Warum Schlaf fachübergreifend wichtig ist

In der gemeinsamen Session der EAN (European Academy of Neurology) und EPA (European Psychiatric Association) auf dem EPA-Kongress 2024 in Budapest ging es um die Zusammenhänge zwischen gesundem Schlaf und Hirngesundheit. Prof. Dr. med. Claudio Bassetti, Inselspital Bern, Initiator und Vertreter der Schweizer «Brain Health Mission», erklärte die fachübergreifende Relevanz von Hirnerkrankungen im Zusammenhang mit Schlafstörungen für die neurologische und psychiatrische Disziplin.

Keypoints

  • Schlaf beeinflusst die Hirngesundheit und die mentale Gesundheit («brain/mental health»).

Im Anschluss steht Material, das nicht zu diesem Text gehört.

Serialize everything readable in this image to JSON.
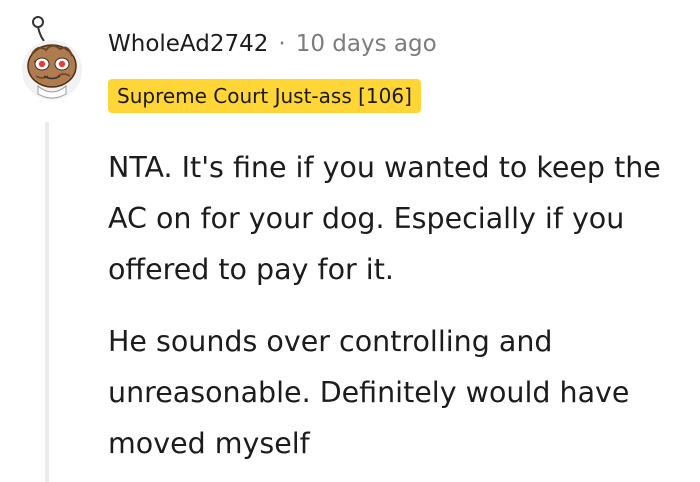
{
  "comment": {
    "username": "WholeAd2742",
    "separator": "·",
    "timestamp": "10 days ago",
    "flair": "Supreme Court Just-ass [106]",
    "paragraphs": [
      "NTA. It's fine if you wanted to keep the AC on for your dog. Especially if you offered to pay for it.",
      "He sounds over controlling and unreasonable. Definitely would have moved myself"
    ]
  },
  "colors": {
    "flair_background": "#ffd635",
    "timestamp": "#7c7c7c",
    "thread_line": "#e9ecee",
    "avatar_face": "#b07c4f",
    "avatar_eyes": "#e8402e"
  },
  "icons": {
    "avatar": "reddit-snoo-avatar"
  }
}
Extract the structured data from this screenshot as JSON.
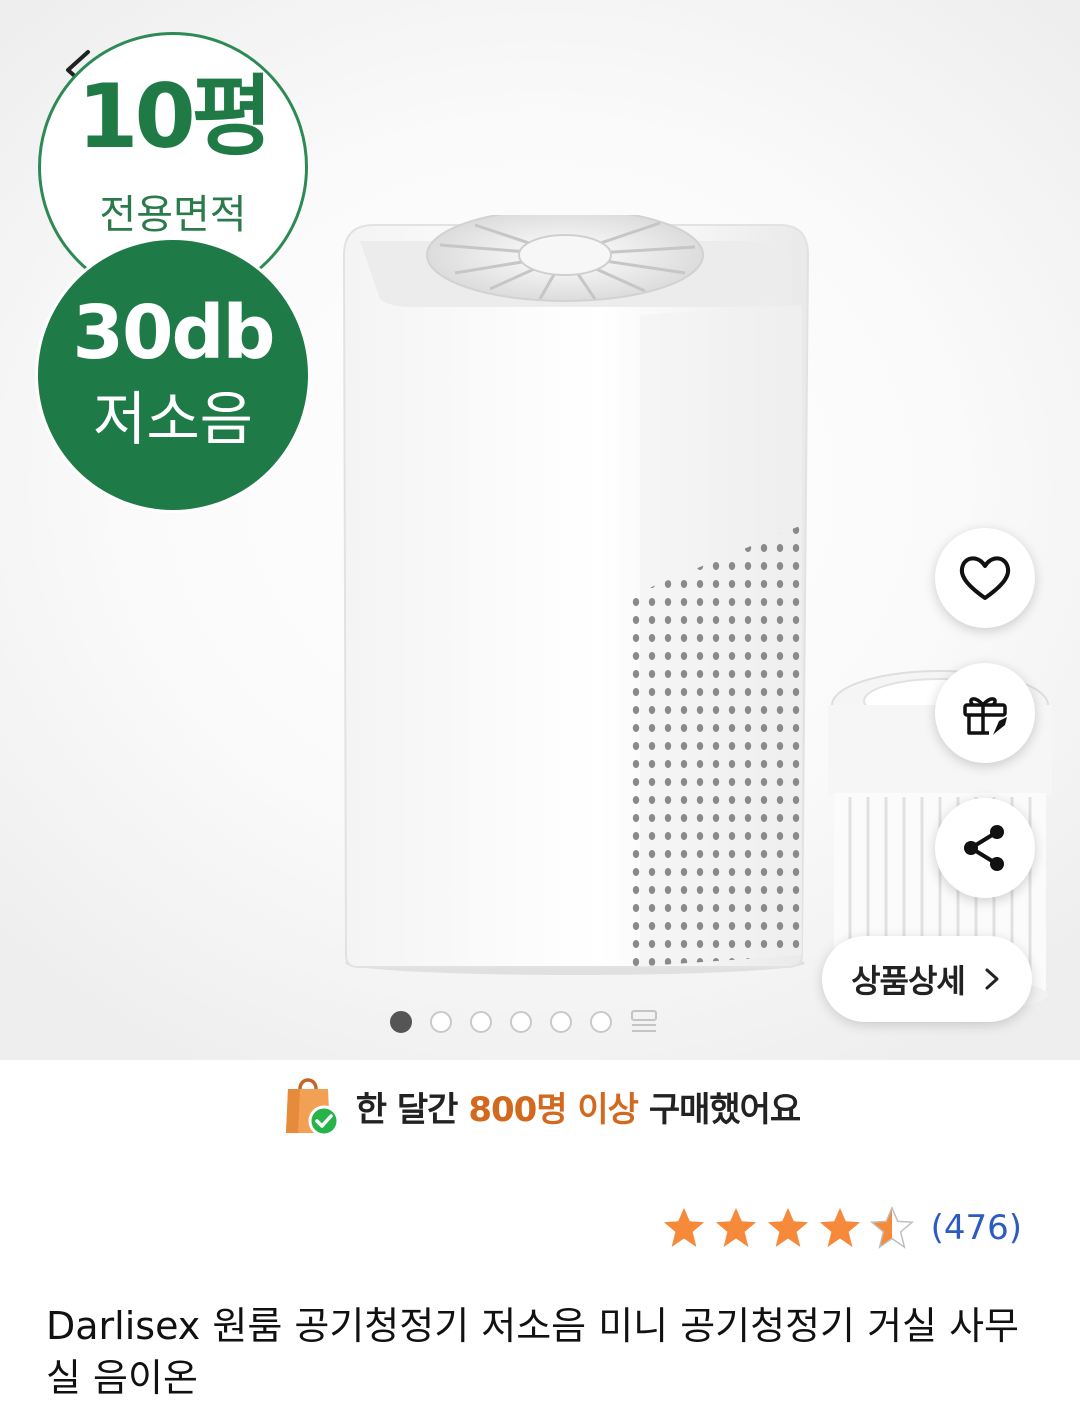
{
  "badges": {
    "area_value": "10평",
    "area_label": "전용면적",
    "noise_value": "30db",
    "noise_label": "저소음"
  },
  "actions": {
    "detail_label": "상품상세"
  },
  "pagination": {
    "total_visible_dots": 6,
    "active_index": 0
  },
  "purchase_note": {
    "prefix": "한 달간",
    "highlight": "800명 이상",
    "suffix": "구매했어요"
  },
  "rating": {
    "stars": 4.5,
    "count_text": "(476)"
  },
  "product": {
    "title": "Darlisex 원룸 공기청정기 저소음 미니 공기청정기 거실 사무실 음이온"
  },
  "colors": {
    "badge_green": "#1e7a47",
    "star_orange": "#f7893a",
    "highlight_orange": "#d2691e",
    "review_link": "#2e5bbf"
  },
  "icons": {
    "back": "chevron-left-icon",
    "wish": "heart-icon",
    "gift": "gift-icon",
    "share": "share-icon",
    "more": "grid-icon",
    "purchase": "shopping-bag-check-icon"
  }
}
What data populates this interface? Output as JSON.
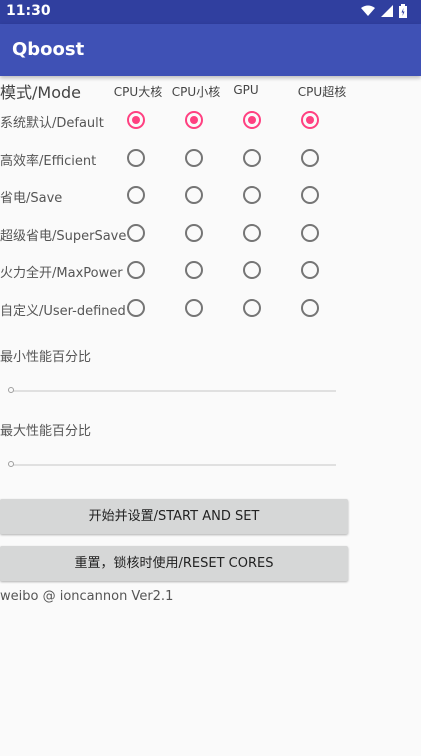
{
  "status_bar": {
    "time": "11:30",
    "icons": [
      "wifi-icon",
      "signal-icon",
      "battery-icon"
    ]
  },
  "app": {
    "title": "Qboost"
  },
  "mode_header": "模式/Mode",
  "columns": [
    "CPU大核",
    "CPU小核",
    "GPU",
    "CPU超核"
  ],
  "modes": [
    {
      "label": "系统默认/Default",
      "selected": [
        true,
        true,
        true,
        true
      ]
    },
    {
      "label": "高效率/Efficient",
      "selected": [
        false,
        false,
        false,
        false
      ]
    },
    {
      "label": "省电/Save",
      "selected": [
        false,
        false,
        false,
        false
      ]
    },
    {
      "label": "超级省电/SuperSave",
      "selected": [
        false,
        false,
        false,
        false
      ]
    },
    {
      "label": "火力全开/MaxPower",
      "selected": [
        false,
        false,
        false,
        false
      ]
    },
    {
      "label": "自定义/User-defined",
      "selected": [
        false,
        false,
        false,
        false
      ]
    }
  ],
  "sliders": {
    "min_label": "最小性能百分比",
    "min_value": 0,
    "max_label": "最大性能百分比",
    "max_value": 0
  },
  "buttons": {
    "start_set": "开始并设置/START AND SET",
    "reset": "重置，锁核时使用/RESET CORES"
  },
  "footer": "weibo @ ioncannon Ver2.1",
  "colors": {
    "primary": "#3f51b5",
    "primary_dark": "#303f9f",
    "accent": "#ff4081"
  }
}
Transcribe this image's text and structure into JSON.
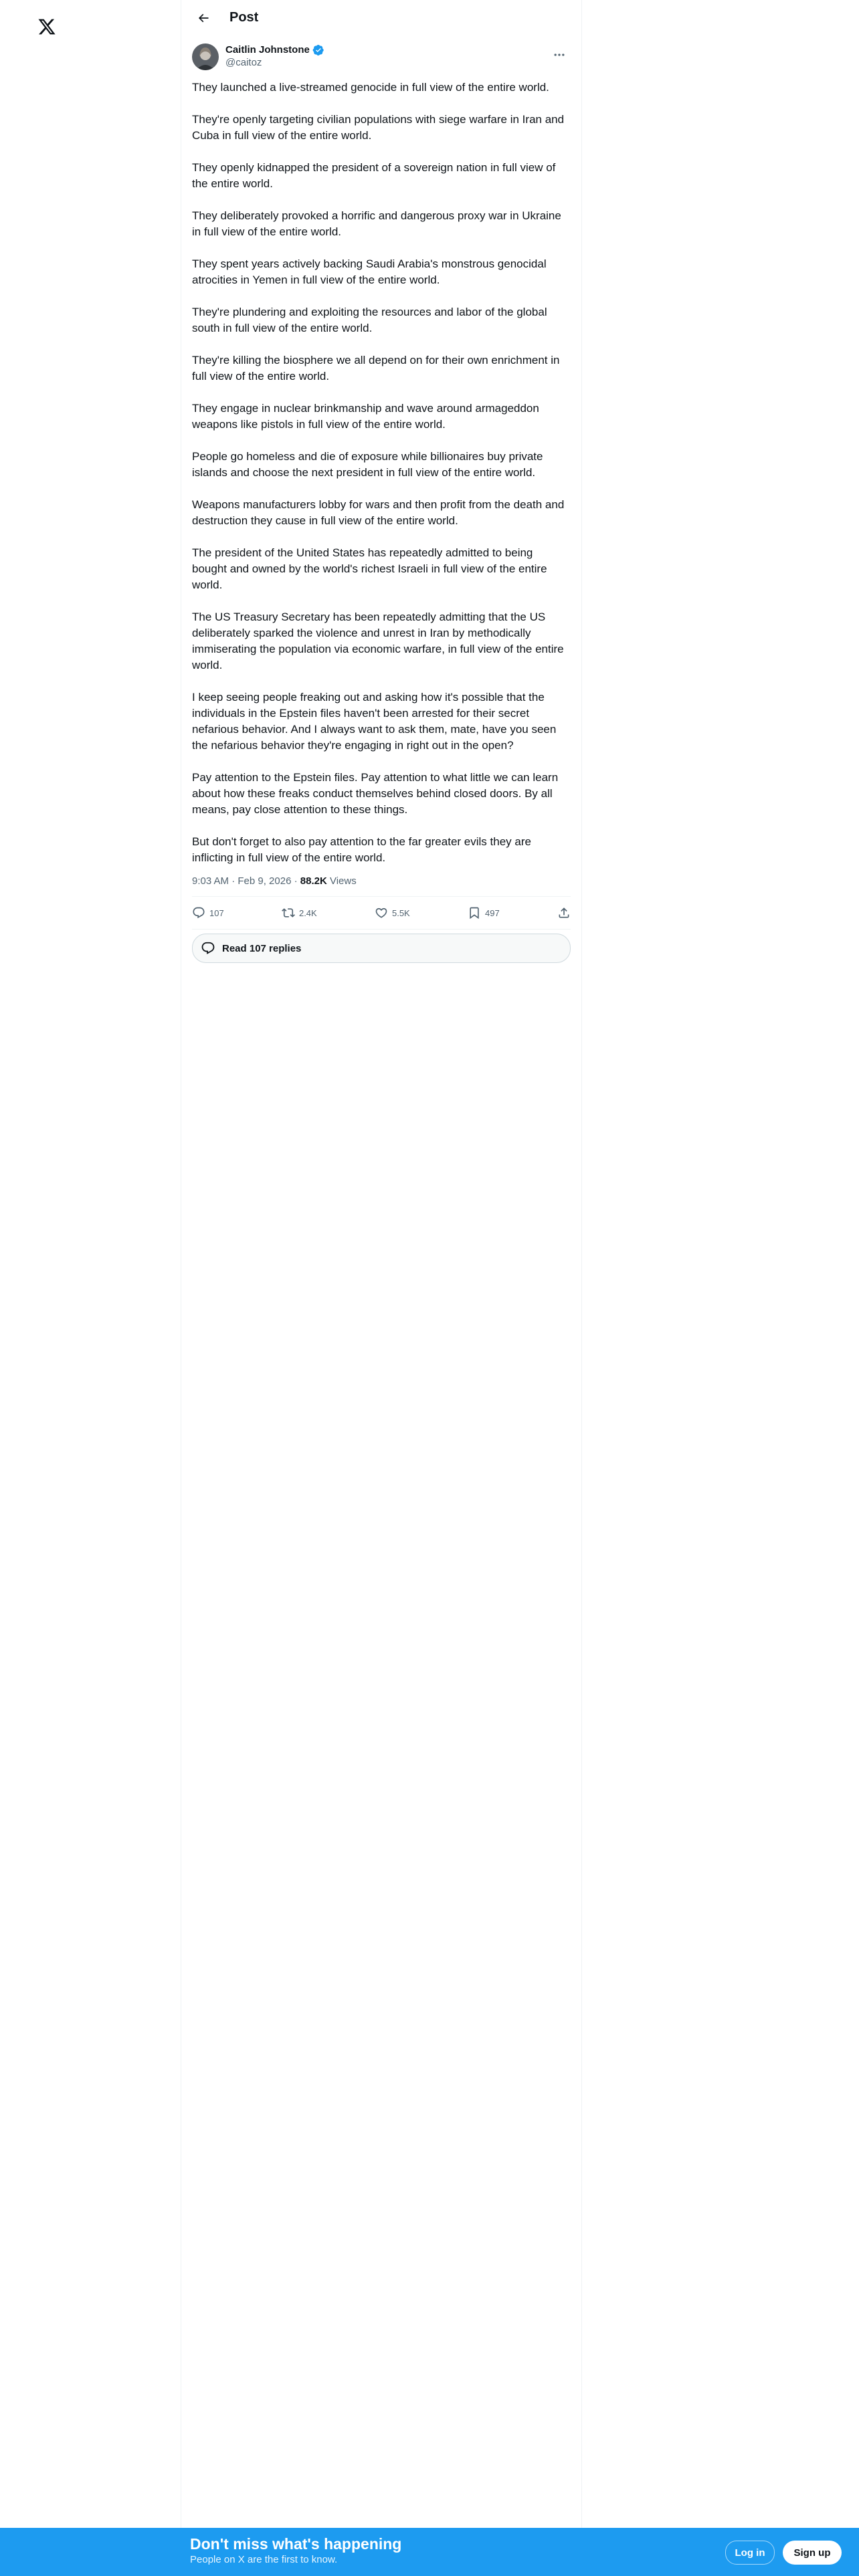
{
  "header": {
    "title": "Post"
  },
  "author": {
    "display_name": "Caitlin Johnstone",
    "handle": "@caitoz",
    "verified": true
  },
  "tweet": {
    "paragraphs": [
      "They launched a live-streamed genocide in full view of the entire world.",
      "They're openly targeting civilian populations with siege warfare in Iran and Cuba in full view of the entire world.",
      "They openly kidnapped the president of a sovereign nation in full view of the entire world.",
      "They deliberately provoked a horrific and dangerous proxy war in Ukraine in full view of the entire world.",
      "They spent years actively backing Saudi Arabia's monstrous genocidal atrocities in Yemen in full view of the entire world.",
      "They're plundering and exploiting the resources and labor of the global south in full view of the entire world.",
      "They're killing the biosphere we all depend on for their own enrichment in full view of the entire world.",
      "They engage in nuclear brinkmanship and wave around armageddon weapons like pistols in full view of the entire world.",
      "People go homeless and die of exposure while billionaires buy private islands and choose the next president in full view of the entire world.",
      "Weapons manufacturers lobby for wars and then profit from the death and destruction they cause in full view of the entire world.",
      "The president of the United States has repeatedly admitted to being bought and owned by the world's richest Israeli in full view of the entire world.",
      "The US Treasury Secretary has been repeatedly admitting that the US deliberately sparked the violence and unrest in Iran by methodically immiserating the population via economic warfare, in full view of the entire world.",
      "I keep seeing people freaking out and asking how it's possible that the individuals in the Epstein files haven't been arrested for their secret nefarious behavior. And I always want to ask them, mate, have you seen the nefarious behavior they're engaging in right out in the open?",
      "Pay attention to the Epstein files. Pay attention to what little we can learn about how these freaks conduct themselves behind closed doors. By all means, pay close attention to these things.",
      "But don't forget to also pay attention to the far greater evils they are inflicting in full view of the entire world."
    ],
    "timestamp": "9:03 AM · Feb 9, 2026 · ",
    "views_count": "88.2K",
    "views_label": " Views"
  },
  "actions": {
    "replies": "107",
    "reposts": "2.4K",
    "likes": "5.5K",
    "bookmarks": "497"
  },
  "read_replies": "Read 107 replies",
  "banner": {
    "headline": "Don't miss what's happening",
    "subtext": "People on X are the first to know.",
    "login": "Log in",
    "signup": "Sign up"
  },
  "colors": {
    "accent": "#1d9bf0",
    "text": "#0f1419",
    "muted": "#536471"
  }
}
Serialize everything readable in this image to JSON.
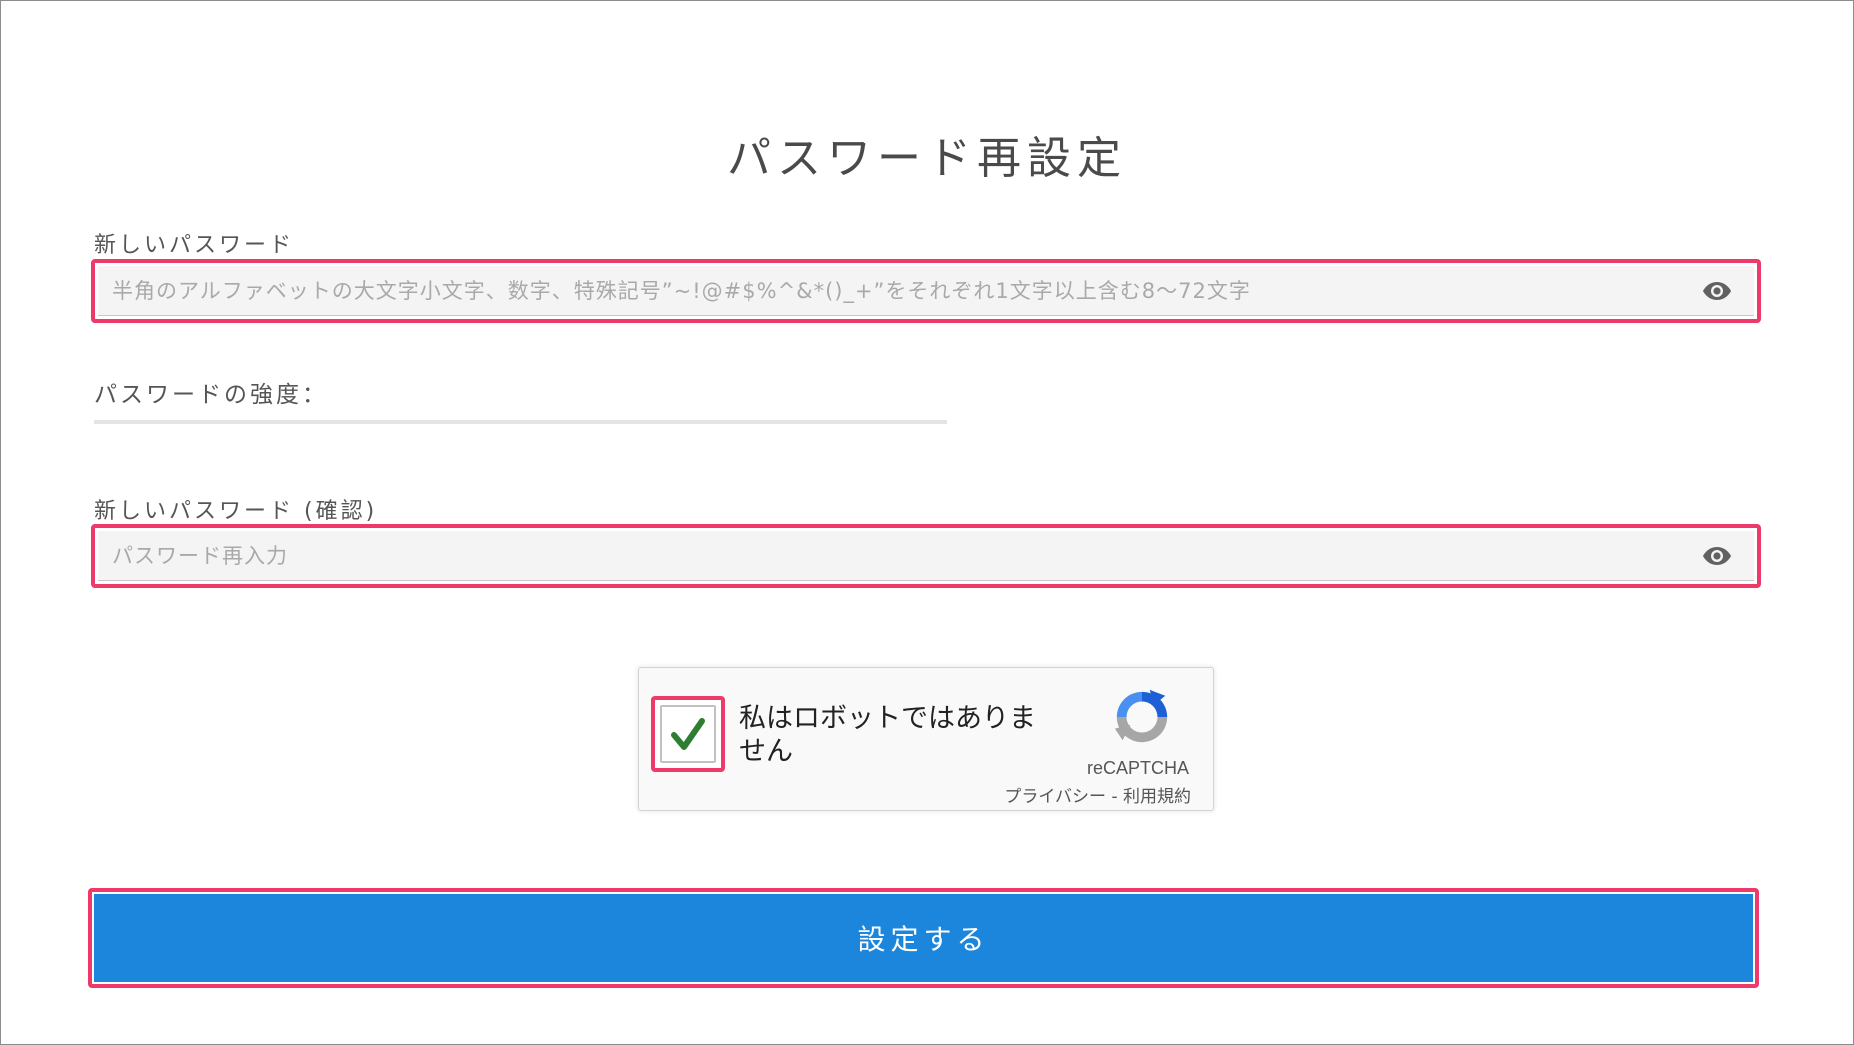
{
  "page": {
    "title": "パスワード再設定"
  },
  "new_password": {
    "label": "新しいパスワード",
    "value": "",
    "placeholder": "半角のアルファベットの大文字小文字、数字、特殊記号”~!@#$%^&*()_+”をそれぞれ1文字以上含む8〜72文字",
    "toggle_icon": "eye-icon"
  },
  "strength": {
    "label": "パスワードの強度：",
    "level": 0
  },
  "confirm_password": {
    "label": "新しいパスワード (確認)",
    "value": "",
    "placeholder": "パスワード再入力",
    "toggle_icon": "eye-icon"
  },
  "recaptcha": {
    "checkbox_label": "私はロボットではありません",
    "checked": true,
    "brand": "reCAPTCHA",
    "privacy_link": "プライバシー",
    "separator": " - ",
    "terms_link": "利用規約",
    "check_icon": "checkmark-icon",
    "logo_icon": "recaptcha-logo-icon"
  },
  "submit": {
    "label": "設定する"
  },
  "colors": {
    "highlight": "#ee3a6a",
    "primary": "#1c86dc",
    "check": "#2e7d32"
  }
}
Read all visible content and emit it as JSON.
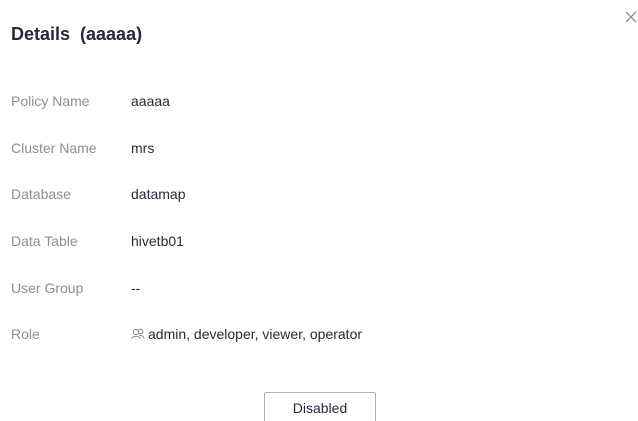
{
  "dialog": {
    "title": "Details  (aaaaa)",
    "close_icon": "close-icon",
    "fields": [
      {
        "label": "Policy Name",
        "value": "aaaaa"
      },
      {
        "label": "Cluster Name",
        "value": "mrs"
      },
      {
        "label": "Database",
        "value": "datamap"
      },
      {
        "label": "Data Table",
        "value": "hivetb01"
      },
      {
        "label": "User Group",
        "value": "--"
      },
      {
        "label": "Role",
        "value": "admin, developer, viewer, operator",
        "icon": "role-group-icon"
      }
    ],
    "button_label": "Disabled"
  }
}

  • Schlafstörungen sind mit verschiedenen Hirnerkrankungen assoziiert, die in das neurologische und psychiatrische Spektrum fallen, darunter kognitive Beeinträchtigungen und Alzheimerkrankheit, Morbus Parkinson und Schlaganfall.

  • Fachübergreifend sollte die Krankheitslast durch Schlafstörungen einbezogen und in die Facharztausbildung integriert werden.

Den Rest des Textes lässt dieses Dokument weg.